April, étendue sur le ventre sur mon lit, tourne la tête dans ma direction sans interrompre le battement régulier de ses jambes.

« Je suis venue te divertir, quelle question ! »

Il y a à peine une heure, je dormais paisiblement loin de me douter de la tornade qui me guettait. April est entrée en trombe dans ma chambre, a ouvert les volets et m'a délogé, arraché à mon confort. C'est Bleu, qui lui a soufflé l'idée de venir me réveiller alors qu'April s'apprêtait à rebrousser chemin.

« Je n'ai pas besoin de toi pour m'occuper. »

Un sourire narquois étire son visage, peu importe ce que je pourrais dire, elle ne bougera pas.

« Voyons August, je sais très bien que je suis ta seule amie, elle roule sur le dos et pose son poignet sur son front. Comment pourrais-je te laisser à ton terne quotidien ? »

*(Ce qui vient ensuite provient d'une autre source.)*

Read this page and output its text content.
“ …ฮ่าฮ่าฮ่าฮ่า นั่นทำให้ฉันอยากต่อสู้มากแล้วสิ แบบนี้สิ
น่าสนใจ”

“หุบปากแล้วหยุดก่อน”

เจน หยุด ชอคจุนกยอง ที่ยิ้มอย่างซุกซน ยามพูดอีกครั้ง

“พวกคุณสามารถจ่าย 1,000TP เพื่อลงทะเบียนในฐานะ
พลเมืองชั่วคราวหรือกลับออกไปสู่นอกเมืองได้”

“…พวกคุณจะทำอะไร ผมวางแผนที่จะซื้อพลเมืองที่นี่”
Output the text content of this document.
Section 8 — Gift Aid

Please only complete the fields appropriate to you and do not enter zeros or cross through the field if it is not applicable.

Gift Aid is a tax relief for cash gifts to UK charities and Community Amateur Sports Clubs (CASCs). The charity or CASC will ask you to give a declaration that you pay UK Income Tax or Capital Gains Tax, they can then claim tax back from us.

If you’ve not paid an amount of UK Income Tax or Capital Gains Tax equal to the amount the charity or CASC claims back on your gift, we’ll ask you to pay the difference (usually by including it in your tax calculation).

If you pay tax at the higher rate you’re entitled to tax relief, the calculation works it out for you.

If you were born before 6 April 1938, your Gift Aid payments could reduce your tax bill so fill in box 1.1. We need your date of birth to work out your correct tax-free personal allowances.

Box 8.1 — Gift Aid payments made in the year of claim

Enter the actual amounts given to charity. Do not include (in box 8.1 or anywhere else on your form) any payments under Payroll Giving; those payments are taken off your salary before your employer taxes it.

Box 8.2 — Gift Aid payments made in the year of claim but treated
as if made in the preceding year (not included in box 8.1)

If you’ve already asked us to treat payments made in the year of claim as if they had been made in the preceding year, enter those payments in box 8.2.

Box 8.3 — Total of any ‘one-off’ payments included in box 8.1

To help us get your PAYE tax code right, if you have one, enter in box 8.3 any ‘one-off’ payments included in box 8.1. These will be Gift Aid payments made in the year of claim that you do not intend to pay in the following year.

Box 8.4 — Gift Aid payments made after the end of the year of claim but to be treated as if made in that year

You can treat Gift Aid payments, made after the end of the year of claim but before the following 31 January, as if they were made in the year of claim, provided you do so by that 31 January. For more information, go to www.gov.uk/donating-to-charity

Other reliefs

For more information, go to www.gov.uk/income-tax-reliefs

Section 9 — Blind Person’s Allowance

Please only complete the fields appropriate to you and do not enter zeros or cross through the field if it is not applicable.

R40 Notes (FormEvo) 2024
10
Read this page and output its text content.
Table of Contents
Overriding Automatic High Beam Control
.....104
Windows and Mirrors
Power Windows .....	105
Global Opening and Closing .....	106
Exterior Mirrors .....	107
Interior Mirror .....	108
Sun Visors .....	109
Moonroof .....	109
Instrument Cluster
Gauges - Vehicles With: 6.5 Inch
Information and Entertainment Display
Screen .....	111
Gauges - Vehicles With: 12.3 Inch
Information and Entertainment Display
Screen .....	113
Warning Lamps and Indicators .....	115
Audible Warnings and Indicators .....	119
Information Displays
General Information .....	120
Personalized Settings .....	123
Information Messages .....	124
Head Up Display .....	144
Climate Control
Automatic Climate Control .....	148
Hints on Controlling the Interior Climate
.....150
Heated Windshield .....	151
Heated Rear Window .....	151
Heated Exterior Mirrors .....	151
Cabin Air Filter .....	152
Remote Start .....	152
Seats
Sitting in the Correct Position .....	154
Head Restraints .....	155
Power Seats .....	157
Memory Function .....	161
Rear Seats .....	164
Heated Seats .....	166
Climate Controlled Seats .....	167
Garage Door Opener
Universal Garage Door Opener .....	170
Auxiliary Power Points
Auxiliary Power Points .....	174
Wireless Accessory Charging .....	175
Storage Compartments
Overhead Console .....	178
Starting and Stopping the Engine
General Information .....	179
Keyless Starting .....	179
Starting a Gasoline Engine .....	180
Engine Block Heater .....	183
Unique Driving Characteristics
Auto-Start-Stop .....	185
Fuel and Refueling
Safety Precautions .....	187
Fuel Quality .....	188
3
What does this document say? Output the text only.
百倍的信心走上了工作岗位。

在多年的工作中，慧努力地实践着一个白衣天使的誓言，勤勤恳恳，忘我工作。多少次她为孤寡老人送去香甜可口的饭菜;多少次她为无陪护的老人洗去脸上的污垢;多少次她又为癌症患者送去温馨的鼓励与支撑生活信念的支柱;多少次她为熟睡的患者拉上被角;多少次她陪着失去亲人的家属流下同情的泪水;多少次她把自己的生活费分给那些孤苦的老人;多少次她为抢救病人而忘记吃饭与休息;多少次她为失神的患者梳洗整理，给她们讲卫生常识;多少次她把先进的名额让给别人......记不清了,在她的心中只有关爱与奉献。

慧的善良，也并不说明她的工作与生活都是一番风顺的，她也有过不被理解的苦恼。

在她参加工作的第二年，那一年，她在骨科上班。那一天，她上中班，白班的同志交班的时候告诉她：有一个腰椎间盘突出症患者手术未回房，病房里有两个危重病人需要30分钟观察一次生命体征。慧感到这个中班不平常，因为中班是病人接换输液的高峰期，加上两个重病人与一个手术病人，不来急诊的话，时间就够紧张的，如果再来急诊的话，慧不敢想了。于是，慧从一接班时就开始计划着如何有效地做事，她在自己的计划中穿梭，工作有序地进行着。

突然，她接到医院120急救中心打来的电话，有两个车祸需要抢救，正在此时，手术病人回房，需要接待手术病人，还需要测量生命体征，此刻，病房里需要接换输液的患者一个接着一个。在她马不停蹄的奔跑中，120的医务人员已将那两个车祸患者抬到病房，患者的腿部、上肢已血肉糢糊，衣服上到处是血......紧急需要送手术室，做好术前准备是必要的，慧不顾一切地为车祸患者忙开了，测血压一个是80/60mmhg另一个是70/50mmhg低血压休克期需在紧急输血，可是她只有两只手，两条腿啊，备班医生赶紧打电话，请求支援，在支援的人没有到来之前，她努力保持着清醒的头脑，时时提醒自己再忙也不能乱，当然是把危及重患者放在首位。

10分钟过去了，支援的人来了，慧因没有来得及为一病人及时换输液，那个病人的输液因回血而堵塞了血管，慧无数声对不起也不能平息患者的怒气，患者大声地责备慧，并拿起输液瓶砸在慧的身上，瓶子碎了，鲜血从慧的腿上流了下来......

Je ne lui réponds pas. Quelque chose dans ce qu'elle dit m'agace.

« August ? » Elle se redresse et s'assoit au bord du lit. Me détaillant de la tête aux pieds.

« Tu n'es pas ma seule amie, » J'évite son regard sentant le rouge me monter aux joues. « J'ai Gabriel aussi. »

Elle bat plusieurs fois des paupières, comme analysant ce que je viens de lui dire. Puis, pouffe de rire presque imperceptiblement.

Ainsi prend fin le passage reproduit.